I’ve known Folkerth for a while through the Faith Commons coalition that includes religious leaders across all denominations. It wasn’t easy reaching him Wednesday. He’d spent much of the day doing interviews and issuing statements about leading weekly prayer vigils outside Dallas’ ICE office since the spring. He was there Monday, too, as always, alongside dozens more – praying, not protesting.
Just before we spoke, he was doing an interview with KXAS-TV (NBC5), during which Folkerth said he hoped “we can move forward as a nation in a way that builds trust, doesn’t rip it apart.” From his lips to God’s ears.
I mentioned the stickers outside our office, at which point Folkerth told me he also had photos on his phone of some white-supremacist garbage stickered to a junction box at Colorado and Zang boulevards near Lake Cliff. This one belonged to an infamous group whose motto reads, “For the Nation Against the State.”
He texted me the photo as we spoke. I sighed and said something about losing faith and hope. He said I wasn’t the first journalist to use that word on Wednesday: hopeless. Then he delivered one of those little sermons he probably gives 100 times a day just to get someone through the night, about how the only way to stave off the feeling of hopelessness and emptiness is to do … something. Something helpful, something rewarding, something kind.
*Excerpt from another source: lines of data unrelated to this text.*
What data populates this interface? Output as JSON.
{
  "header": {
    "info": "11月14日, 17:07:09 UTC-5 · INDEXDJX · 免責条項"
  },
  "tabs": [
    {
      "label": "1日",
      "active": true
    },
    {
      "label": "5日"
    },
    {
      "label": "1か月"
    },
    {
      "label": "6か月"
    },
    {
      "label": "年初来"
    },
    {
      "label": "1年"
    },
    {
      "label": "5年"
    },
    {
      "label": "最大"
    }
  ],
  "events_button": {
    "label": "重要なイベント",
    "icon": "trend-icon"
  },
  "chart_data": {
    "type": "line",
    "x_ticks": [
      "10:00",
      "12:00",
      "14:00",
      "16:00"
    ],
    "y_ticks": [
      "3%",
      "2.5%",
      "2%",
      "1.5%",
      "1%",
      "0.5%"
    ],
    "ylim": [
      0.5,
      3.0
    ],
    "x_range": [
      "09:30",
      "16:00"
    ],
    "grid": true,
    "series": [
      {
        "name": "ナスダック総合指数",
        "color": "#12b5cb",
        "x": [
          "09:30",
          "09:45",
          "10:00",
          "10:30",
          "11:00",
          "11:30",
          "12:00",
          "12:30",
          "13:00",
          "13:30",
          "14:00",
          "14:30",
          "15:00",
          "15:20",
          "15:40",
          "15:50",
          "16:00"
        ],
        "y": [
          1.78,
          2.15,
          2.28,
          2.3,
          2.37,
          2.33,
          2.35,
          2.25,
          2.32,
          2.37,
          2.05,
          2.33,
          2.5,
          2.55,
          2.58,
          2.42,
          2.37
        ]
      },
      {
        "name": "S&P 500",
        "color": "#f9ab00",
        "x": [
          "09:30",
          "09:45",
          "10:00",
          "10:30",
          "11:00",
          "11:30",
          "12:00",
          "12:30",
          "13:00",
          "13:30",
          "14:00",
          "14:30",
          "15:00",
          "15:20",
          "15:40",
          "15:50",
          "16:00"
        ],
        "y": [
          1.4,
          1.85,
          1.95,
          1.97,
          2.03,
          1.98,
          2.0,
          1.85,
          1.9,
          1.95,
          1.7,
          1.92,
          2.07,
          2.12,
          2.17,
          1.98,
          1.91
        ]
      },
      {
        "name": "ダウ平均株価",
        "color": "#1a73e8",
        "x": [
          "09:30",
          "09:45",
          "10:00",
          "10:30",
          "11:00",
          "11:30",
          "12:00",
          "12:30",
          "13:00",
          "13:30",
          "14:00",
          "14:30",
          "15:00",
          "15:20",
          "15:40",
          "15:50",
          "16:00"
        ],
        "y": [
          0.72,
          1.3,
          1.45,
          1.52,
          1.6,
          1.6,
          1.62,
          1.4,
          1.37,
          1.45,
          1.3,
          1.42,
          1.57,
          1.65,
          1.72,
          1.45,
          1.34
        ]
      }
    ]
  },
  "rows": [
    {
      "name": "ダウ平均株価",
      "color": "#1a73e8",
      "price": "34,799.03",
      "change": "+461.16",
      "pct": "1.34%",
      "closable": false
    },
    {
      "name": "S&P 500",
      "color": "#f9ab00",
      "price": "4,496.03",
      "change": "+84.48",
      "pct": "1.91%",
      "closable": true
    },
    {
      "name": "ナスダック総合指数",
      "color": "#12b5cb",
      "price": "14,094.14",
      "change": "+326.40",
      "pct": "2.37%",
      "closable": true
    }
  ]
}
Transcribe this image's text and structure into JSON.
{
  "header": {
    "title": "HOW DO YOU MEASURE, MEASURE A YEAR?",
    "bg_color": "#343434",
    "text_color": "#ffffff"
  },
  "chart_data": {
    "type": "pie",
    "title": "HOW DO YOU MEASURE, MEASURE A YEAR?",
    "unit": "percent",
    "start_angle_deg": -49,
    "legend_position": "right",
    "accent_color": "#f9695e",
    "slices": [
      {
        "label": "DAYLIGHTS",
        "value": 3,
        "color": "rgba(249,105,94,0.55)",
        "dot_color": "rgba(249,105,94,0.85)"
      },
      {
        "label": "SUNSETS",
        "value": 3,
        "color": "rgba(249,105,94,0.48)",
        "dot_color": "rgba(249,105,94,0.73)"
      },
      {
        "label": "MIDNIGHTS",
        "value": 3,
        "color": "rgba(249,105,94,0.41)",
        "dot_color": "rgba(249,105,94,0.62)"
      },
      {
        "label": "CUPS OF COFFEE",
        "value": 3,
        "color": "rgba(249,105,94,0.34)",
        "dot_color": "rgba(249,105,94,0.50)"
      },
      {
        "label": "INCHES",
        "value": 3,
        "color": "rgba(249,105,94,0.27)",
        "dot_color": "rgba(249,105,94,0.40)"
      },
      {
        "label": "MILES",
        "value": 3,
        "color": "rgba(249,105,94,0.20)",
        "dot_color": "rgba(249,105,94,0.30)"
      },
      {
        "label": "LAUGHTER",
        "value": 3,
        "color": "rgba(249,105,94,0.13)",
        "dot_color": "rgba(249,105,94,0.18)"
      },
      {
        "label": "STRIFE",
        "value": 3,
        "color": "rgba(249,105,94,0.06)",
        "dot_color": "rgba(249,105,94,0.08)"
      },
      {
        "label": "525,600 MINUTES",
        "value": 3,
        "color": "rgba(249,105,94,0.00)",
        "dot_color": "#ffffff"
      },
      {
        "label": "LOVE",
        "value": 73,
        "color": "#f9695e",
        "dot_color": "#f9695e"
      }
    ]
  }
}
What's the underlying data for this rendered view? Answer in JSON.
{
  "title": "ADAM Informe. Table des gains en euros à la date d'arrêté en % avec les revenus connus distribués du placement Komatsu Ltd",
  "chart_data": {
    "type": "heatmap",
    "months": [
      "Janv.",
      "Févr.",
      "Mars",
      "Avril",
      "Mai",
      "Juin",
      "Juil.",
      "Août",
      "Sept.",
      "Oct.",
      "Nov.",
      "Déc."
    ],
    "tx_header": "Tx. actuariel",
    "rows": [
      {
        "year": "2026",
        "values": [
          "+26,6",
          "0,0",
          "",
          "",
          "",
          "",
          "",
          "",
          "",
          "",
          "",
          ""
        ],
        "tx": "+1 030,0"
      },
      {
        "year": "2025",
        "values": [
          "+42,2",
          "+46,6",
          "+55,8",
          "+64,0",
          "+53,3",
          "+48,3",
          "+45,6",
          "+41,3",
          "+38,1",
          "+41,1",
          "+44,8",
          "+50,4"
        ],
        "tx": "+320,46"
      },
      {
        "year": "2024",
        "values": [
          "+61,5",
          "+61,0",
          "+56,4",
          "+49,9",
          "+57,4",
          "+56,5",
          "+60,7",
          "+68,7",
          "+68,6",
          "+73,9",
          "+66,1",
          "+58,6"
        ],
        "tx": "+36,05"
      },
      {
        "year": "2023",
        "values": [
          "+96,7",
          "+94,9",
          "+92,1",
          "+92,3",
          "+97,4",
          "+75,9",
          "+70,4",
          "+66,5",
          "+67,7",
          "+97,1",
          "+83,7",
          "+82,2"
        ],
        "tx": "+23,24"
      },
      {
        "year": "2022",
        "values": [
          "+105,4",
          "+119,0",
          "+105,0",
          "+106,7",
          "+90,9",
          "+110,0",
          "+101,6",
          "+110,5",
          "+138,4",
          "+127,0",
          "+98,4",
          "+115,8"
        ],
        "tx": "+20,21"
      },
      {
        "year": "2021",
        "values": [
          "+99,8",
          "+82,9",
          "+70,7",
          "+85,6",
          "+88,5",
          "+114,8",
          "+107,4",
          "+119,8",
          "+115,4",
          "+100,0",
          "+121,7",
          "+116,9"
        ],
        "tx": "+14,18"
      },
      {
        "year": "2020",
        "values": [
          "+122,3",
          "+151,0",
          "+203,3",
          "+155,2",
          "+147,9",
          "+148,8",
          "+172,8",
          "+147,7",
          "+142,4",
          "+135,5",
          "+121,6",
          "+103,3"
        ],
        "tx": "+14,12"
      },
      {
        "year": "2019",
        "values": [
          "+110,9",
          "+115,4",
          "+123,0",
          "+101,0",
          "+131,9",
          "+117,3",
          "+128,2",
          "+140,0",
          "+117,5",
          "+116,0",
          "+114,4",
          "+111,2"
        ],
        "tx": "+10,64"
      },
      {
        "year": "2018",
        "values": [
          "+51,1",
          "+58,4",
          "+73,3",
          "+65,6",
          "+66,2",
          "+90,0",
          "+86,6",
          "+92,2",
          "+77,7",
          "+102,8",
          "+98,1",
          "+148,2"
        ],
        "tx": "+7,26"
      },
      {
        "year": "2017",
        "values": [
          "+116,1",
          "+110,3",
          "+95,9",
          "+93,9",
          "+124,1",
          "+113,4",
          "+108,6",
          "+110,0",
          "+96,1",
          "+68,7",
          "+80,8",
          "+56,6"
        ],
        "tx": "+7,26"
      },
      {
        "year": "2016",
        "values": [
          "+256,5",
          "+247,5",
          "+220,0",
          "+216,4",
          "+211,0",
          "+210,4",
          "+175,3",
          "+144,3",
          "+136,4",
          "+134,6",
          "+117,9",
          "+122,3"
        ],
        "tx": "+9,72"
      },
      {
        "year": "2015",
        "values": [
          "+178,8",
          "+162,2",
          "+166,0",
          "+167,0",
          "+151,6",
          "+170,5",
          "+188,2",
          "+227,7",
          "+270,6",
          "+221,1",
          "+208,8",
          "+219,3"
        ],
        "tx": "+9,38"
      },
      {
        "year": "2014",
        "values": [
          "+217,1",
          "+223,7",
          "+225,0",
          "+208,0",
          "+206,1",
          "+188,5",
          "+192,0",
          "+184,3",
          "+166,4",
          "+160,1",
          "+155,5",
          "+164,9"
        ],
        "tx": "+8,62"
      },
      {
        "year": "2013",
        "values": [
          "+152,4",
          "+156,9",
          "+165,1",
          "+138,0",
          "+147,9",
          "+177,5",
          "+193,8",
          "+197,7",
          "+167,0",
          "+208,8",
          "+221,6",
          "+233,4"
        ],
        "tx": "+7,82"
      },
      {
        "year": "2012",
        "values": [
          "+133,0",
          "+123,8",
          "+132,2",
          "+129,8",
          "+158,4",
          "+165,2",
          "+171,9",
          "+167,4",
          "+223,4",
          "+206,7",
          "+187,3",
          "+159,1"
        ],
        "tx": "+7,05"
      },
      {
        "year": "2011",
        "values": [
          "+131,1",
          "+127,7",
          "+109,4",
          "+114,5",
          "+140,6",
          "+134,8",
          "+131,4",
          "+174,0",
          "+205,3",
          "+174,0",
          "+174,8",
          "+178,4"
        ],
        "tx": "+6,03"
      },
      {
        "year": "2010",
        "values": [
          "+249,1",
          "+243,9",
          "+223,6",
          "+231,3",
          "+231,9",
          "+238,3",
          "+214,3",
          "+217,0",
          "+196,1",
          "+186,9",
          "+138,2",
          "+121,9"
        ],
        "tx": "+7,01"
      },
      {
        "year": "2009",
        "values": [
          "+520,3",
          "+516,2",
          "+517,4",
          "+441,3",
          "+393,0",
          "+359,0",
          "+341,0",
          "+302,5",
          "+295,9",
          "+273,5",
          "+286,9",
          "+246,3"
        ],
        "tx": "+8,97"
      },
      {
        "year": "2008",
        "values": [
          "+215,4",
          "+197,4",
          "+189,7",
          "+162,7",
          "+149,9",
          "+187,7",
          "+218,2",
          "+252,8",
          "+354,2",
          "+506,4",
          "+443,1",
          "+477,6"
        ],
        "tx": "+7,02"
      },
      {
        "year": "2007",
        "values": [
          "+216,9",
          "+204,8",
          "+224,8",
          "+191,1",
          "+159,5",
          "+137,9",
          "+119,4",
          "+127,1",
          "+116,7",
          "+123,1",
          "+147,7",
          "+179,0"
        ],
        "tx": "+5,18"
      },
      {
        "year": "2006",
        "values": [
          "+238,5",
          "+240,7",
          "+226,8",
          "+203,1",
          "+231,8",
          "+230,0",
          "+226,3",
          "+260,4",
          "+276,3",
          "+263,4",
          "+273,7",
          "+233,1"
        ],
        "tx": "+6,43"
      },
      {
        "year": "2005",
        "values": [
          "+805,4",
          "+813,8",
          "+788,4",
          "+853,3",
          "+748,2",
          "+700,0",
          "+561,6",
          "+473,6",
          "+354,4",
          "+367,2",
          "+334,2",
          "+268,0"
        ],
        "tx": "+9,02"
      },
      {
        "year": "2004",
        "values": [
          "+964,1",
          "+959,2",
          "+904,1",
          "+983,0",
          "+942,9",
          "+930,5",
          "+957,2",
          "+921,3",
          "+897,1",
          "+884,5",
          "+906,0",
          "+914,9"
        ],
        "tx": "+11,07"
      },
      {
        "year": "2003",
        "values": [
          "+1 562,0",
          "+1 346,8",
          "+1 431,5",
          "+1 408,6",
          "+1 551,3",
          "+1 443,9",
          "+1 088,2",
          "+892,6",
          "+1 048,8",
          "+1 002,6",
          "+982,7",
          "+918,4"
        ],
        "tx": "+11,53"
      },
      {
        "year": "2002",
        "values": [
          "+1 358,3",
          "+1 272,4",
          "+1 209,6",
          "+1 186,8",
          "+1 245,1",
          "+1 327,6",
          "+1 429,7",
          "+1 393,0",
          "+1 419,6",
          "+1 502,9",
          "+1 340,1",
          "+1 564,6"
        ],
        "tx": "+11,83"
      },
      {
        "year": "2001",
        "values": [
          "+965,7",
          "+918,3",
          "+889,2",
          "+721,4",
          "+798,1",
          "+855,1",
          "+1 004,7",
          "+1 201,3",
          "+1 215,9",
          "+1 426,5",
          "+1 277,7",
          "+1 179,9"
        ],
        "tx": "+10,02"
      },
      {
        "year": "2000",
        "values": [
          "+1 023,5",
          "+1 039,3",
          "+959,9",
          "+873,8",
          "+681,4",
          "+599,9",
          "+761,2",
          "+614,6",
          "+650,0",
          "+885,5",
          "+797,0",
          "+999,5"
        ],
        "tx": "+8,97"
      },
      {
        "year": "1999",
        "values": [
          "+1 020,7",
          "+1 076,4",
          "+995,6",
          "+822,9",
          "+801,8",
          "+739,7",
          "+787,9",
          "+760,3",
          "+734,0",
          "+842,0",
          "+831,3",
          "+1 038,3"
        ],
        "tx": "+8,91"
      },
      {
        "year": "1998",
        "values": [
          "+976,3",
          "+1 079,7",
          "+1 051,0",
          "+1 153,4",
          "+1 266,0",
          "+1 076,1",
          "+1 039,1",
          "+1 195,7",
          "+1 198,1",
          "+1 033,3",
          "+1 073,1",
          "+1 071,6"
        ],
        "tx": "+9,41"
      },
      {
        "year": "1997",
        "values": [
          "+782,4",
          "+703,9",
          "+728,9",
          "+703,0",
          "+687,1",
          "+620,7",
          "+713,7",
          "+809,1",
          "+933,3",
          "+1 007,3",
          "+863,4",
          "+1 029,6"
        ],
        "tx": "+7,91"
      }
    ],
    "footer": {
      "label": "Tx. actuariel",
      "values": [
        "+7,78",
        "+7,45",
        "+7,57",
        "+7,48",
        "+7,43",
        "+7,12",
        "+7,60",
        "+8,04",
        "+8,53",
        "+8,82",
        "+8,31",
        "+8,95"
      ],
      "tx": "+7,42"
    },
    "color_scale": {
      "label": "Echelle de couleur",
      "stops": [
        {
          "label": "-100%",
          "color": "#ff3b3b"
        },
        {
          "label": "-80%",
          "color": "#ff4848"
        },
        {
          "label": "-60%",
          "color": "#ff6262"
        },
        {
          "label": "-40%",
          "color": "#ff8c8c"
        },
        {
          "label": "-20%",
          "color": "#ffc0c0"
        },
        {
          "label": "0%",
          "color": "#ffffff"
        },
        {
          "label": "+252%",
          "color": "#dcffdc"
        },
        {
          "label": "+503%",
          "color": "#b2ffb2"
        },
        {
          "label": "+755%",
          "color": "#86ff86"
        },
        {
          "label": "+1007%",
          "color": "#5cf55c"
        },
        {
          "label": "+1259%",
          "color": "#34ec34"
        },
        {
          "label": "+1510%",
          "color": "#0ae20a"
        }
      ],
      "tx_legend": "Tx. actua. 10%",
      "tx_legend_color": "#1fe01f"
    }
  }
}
“We are missing the basic humanity between us,” he said. “I’ve been hopeless a lot of the time, too, but I’m reminded of something I once heard: People who have no hope will steal yours. I’ve been thinking about that a lot today. We have a lot of very hopeless people out there. Desperate people. But true hope is not believing everything is OK but believing you have options — and a strategy — for doing what you can to make a difference.”
Because better to do something good than to lose everything.